La Religion
ressentais qu’un vent m’avait balayé. » Il sourit. « Il me balaye encore, d’ailleurs. Et je t’avais demandé : “Quelle est la différence entre le grain et la paille ?” Et tu avais réfléchi à nouveau, et dit : “La différence entre ceux qui aiment la vie et ceux qui aiment la mort.” »
Abbas semblait sidéré. « J’ai dit ça ?
– Je l’avais oublié pendant des années, répondit Tannhauser, mais le jour où j’ai vu l’eunuque passer la corde d’arc autour de la gorge du petit prince, je m’en suis souvenu. Et je ne l’ai plus jamais oublié.
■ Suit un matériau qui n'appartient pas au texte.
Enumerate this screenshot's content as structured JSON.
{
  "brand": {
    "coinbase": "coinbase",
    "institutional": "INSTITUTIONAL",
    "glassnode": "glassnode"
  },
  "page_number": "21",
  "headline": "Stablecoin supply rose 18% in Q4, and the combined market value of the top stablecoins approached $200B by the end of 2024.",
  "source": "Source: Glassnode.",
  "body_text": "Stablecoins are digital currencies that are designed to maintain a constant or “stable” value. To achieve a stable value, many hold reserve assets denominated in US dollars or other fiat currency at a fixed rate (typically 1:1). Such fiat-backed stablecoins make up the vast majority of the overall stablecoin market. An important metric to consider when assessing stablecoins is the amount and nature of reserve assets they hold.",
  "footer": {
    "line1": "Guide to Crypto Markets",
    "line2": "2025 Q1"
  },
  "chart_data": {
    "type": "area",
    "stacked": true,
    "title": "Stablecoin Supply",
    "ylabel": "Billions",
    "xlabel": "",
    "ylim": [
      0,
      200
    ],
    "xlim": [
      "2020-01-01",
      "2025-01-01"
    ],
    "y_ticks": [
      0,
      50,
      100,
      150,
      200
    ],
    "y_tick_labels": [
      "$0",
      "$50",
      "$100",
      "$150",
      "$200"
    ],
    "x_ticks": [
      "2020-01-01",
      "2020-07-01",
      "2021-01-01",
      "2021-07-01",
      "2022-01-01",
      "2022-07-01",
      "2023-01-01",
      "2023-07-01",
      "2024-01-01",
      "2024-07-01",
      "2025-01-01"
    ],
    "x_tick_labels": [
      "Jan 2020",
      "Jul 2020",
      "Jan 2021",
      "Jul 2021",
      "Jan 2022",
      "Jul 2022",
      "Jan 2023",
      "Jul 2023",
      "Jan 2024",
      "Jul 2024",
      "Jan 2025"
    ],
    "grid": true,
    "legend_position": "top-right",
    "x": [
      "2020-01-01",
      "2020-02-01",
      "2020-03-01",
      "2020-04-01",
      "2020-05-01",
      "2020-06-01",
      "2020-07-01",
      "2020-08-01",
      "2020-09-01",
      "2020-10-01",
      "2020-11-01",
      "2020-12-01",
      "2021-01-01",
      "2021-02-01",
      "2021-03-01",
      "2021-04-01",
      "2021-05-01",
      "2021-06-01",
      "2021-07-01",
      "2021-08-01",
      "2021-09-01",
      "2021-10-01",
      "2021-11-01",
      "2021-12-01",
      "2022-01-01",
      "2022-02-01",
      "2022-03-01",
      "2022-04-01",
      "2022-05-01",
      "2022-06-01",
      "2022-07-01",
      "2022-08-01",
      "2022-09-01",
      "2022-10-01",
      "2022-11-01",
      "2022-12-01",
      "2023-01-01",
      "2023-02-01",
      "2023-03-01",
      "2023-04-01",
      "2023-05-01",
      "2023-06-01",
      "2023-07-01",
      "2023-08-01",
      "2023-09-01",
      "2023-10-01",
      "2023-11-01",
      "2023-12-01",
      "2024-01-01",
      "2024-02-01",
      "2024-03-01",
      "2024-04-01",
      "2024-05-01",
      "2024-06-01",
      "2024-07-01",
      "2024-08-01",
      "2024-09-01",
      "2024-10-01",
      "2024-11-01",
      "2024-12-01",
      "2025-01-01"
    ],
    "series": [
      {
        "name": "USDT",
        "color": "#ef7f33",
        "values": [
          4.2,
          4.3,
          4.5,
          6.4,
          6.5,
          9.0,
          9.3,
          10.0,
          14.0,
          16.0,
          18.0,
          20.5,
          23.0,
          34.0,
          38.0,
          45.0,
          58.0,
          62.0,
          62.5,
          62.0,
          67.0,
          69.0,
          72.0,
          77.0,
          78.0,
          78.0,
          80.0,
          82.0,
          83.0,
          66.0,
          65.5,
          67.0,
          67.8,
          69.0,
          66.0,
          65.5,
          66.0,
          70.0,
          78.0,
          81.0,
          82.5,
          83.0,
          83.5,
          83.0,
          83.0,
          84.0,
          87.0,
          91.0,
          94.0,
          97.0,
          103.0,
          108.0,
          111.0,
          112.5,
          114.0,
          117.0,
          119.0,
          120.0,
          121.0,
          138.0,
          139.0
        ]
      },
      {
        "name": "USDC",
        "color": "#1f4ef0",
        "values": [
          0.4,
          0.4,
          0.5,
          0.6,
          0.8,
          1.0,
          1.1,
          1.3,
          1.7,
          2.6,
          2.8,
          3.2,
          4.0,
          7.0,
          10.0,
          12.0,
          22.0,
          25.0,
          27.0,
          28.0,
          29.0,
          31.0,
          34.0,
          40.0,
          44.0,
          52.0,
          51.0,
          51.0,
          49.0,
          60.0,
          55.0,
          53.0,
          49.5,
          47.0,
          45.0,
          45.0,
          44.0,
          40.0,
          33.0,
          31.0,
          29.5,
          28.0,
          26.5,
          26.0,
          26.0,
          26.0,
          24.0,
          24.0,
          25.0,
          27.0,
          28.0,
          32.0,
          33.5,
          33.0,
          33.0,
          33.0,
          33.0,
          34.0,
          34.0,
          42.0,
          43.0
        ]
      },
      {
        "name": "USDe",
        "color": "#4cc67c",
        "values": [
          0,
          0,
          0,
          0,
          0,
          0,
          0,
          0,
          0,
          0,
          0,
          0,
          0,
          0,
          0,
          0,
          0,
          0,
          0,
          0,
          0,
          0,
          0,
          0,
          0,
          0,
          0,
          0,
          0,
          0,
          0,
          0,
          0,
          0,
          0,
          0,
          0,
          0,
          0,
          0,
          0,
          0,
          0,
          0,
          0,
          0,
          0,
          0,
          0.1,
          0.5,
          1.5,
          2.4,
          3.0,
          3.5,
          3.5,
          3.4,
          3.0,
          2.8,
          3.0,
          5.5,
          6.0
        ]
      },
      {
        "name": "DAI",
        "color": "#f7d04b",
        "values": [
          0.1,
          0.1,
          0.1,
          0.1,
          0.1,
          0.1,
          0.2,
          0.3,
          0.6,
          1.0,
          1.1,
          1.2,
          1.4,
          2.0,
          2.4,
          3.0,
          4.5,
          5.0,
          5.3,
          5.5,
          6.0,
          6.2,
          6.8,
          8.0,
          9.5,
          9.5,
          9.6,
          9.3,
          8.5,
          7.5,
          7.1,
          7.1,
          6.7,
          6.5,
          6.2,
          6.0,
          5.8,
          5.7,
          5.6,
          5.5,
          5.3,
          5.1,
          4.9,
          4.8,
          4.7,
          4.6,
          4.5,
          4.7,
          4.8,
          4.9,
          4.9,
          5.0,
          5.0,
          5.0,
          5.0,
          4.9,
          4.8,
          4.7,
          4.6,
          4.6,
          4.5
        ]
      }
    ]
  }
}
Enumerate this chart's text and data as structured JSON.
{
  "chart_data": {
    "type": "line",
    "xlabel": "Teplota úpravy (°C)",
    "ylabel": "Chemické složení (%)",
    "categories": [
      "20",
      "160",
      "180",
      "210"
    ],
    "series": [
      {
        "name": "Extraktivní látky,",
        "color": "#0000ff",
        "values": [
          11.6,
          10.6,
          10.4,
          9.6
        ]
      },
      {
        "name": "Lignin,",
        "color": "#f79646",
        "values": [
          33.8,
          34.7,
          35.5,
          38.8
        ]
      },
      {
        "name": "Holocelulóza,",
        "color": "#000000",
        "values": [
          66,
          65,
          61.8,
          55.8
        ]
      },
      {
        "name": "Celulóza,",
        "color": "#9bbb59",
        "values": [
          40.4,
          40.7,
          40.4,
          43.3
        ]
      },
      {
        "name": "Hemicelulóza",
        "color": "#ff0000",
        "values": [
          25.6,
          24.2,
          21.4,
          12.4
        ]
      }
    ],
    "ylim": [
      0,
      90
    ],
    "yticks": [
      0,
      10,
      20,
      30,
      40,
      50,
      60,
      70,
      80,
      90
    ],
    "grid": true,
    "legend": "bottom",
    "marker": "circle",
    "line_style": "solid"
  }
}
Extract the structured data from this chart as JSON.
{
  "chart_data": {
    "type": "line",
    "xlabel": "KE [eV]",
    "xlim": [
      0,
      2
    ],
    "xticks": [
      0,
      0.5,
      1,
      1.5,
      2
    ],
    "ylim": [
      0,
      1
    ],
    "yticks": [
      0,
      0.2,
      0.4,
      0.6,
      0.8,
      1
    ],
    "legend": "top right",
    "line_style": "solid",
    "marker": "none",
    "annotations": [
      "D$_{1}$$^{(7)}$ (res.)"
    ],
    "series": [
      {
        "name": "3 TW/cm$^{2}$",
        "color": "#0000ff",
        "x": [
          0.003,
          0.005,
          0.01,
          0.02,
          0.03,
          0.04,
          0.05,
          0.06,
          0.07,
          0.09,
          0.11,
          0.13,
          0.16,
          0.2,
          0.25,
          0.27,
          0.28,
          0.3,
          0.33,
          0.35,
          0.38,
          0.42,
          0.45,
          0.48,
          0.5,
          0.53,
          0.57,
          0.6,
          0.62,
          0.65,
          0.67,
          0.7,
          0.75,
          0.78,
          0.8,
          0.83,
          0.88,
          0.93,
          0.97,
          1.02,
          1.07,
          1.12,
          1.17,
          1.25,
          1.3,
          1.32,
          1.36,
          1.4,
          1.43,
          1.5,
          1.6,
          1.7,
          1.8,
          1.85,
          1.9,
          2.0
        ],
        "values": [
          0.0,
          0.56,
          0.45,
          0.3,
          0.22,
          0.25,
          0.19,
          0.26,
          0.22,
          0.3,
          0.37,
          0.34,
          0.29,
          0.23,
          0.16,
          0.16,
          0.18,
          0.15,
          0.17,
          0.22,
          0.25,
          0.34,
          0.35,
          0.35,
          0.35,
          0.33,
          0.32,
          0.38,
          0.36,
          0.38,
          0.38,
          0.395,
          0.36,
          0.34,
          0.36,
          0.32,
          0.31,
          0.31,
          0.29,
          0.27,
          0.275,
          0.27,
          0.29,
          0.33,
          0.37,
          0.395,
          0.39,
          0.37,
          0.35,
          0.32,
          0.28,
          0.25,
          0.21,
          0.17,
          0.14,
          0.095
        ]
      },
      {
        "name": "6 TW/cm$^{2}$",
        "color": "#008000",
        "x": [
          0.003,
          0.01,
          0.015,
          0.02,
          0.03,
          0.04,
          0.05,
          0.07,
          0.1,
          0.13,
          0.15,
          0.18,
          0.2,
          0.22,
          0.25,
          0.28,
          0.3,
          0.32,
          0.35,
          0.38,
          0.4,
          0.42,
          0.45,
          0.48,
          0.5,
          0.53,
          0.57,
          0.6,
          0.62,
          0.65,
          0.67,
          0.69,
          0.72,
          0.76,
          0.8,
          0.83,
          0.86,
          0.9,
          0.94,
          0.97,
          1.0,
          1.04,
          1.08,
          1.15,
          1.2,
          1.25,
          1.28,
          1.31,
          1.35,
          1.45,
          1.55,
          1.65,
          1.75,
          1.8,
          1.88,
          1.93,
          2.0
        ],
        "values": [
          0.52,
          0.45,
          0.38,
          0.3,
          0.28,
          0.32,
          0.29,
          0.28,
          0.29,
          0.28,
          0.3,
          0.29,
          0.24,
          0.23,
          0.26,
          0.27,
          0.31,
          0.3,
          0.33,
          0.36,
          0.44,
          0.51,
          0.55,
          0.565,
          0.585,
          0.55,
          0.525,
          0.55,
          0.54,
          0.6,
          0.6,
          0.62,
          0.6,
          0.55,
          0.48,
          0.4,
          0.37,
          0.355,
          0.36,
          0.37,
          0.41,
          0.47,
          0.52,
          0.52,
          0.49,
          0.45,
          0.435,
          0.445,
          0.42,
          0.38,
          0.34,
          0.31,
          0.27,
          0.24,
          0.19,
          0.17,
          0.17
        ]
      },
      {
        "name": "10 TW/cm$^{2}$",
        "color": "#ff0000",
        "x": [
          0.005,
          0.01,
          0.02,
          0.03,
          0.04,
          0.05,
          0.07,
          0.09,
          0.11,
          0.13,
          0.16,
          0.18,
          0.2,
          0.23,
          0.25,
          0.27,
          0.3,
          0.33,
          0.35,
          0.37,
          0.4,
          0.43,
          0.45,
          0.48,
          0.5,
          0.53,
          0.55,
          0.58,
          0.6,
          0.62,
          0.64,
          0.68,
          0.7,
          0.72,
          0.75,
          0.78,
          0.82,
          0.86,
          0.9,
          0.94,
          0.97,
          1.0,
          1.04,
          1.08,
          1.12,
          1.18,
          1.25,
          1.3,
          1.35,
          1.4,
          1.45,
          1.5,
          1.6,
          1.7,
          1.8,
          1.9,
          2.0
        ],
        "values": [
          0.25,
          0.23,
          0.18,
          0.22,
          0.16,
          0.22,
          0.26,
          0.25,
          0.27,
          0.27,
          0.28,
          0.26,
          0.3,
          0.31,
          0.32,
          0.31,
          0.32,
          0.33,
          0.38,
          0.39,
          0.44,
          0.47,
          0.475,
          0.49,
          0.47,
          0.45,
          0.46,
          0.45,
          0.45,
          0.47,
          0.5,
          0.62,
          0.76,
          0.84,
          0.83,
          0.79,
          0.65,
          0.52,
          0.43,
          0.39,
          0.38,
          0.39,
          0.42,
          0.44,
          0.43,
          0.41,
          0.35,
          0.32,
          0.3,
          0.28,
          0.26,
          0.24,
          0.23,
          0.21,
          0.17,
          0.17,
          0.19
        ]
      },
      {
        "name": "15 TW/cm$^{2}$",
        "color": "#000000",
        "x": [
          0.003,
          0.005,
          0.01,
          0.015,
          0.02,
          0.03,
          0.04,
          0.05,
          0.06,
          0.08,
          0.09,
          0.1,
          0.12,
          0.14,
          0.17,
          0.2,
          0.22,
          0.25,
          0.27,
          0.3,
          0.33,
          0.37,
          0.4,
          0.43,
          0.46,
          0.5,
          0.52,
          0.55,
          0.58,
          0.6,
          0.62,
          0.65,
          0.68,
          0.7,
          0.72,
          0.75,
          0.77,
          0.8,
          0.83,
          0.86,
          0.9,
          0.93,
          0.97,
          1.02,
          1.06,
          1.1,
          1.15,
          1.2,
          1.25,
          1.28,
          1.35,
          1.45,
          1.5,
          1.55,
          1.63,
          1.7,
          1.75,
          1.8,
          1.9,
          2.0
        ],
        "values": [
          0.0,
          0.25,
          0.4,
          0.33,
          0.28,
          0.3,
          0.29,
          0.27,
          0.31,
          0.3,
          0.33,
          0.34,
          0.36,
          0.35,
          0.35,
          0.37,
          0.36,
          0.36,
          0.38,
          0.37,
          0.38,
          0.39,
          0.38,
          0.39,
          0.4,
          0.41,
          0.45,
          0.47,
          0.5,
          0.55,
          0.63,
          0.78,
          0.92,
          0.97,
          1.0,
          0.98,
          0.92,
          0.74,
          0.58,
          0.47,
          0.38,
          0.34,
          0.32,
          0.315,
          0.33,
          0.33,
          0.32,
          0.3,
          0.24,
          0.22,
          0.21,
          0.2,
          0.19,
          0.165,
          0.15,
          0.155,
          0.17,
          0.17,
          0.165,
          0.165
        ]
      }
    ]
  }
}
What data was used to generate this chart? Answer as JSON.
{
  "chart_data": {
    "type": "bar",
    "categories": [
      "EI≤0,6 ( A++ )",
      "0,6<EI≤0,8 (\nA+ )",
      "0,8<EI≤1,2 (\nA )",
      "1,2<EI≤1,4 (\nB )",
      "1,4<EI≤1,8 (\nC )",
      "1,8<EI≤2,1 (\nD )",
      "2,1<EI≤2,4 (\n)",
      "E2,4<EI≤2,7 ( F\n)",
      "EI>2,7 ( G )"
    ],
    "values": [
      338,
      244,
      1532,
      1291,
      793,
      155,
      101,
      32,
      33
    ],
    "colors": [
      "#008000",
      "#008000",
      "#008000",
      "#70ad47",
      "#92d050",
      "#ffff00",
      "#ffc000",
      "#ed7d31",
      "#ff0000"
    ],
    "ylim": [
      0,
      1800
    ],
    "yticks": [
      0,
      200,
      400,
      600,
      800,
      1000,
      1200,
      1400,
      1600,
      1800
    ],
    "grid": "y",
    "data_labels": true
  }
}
– C’est aux érudits d’interpréter les ulema . Si j’ai dit de telles choses, c’est parce que j’étais jeune et enclin aux blasphèmes involontaires. Pardonne-moi. »
Abbas se leva. Tannhauser l’imita, si faible qu’il dut se servir de ses mains pour se soulever de table. Il chancela et Abbas le prit par le bras.
« Ibrahim, dit Abbas, quand je t’ai trouvé au fort Saint-Elme, tu m’as appelé “père”.
– J’ai toujours pensé à toi en ces termes, dit Tannhauser, même si c’est une présomption à laquelle je n’ai aucun droit. J’espère ne pas t’avoir offensé.
– Tu n’aurais pas pu m’honorer davantage. » Abbas détourna son visage pour dissimuler un excès de sentiment. Quand il le regarda à nouveau, ses yeux étaient clairs. « As-tu revu ton père un jour ?
– Non », répondit Tannhauser.
C’était vrai et pas vrai à la fois, mais pour ce soir il avait eu son lot de telles complexités.
« Il aurait été fier de l’honneur que tu as gagné », dit Abbas avec un sourire.
Tannhauser voulut sourire en retour, mais n’y parvint pas. « Dans un monde où des eunuques étranglent des enfants, et appellent cela un devoir sacré, l’honneur est difficile à se procurer. Et parfois, la foi aussi.
– Ibrahim…
– Tu vois, dit Tannhauser, sans se préoccuper des conséquences, ce n’était pas la souillure du meurtre de l’enfant qui me remplissait de tant de honte, mais le fait que je n’avais pas réussi à accomplir mon devoir sacré. Envers la troupe. L’ oçak . Le sultan. Et Dieu. Et parce que je mettais mon devoir au-dessus de l’infanticide, je savais que j’allais perdre soit l’esprit, soit mon âme. »
Abbas secoua la tête. « De Dieu nous venons, et vers Dieu nous retournerons certainement. S’il te plaît, dis-moi que tu n’es pas perdu. »
C’était un moment aussi bon qu’un autre pour réaffirmer la pureté de sa foi, au moins aux yeux de son maître. Tannhauser cita l’unité : « Il est Allah, l’Unique. Allah us-Samad, l’Éternel, l’Absolu. Il n’engendre pas car il ne fut pas engendré. Et il n’existe personne comme lui.
– Allahu Akabar. » La main d’Abbas était toujours posée sur son bras. Il serra. « Ibrahim, nous ne devons jamais perdre notre foi en Allah, même si nous perdons notre foi en l’homme. Même si nous perdons notre foi en nous-mêmes. »
Tannhauser posa sa main sur celle d’Abbas. Il réalisa, pour la première fois, combien Abbas était de stature délicate ; dans son esprit, il avait toujours été comme un géant. Il dit : « C’est ma foi dans les hommes que je ne peux abandonner entièrement, et laisse-moi te dire que j’ai essayé. Peut-être cela causera-t-il ma perte. »
Abbas remua la tête, dubitatif, comme s’il avait peur que n’éclosent des blasphèmes tout neufs. « Tu es loin d’être en bonne santé, et je t’ai épuisé en te retenant trop longtemps. Je dois aller vérifier la garde de nuit. Et tu dois dormir. » Alors qu’Abbas marchait vers la sortie, il s’arrêta et se retourna. Comme pour adoucir l’atmosphère de son départ, il dit : « Demain, tu me parleras davantage de ce commerce de poivre. Cela m’intrigue.
– Avec joie. Mais dis-moi, s’il te plaît, où est passé l’Éthiopien ? »
Abbas le regarda. « Parti. Il appartient à l’amiral Piyale. »
Tannhauser regarda Abbas s’en aller. Il se sentait redevable envers l’épuisement qui l’envahissait, car il détendait le nœud d’émotion qui lui cerclait la poitrine. Il atteignit son lit, et il allait se laisser tomber dessus quand il remarqua deux foulards de soie blanche posés sur l’oreiller, chacun enveloppant quelque chose. Il déplia le premier foulard et trouva le bracelet d’or qu’il avait caché autour de sa cheville.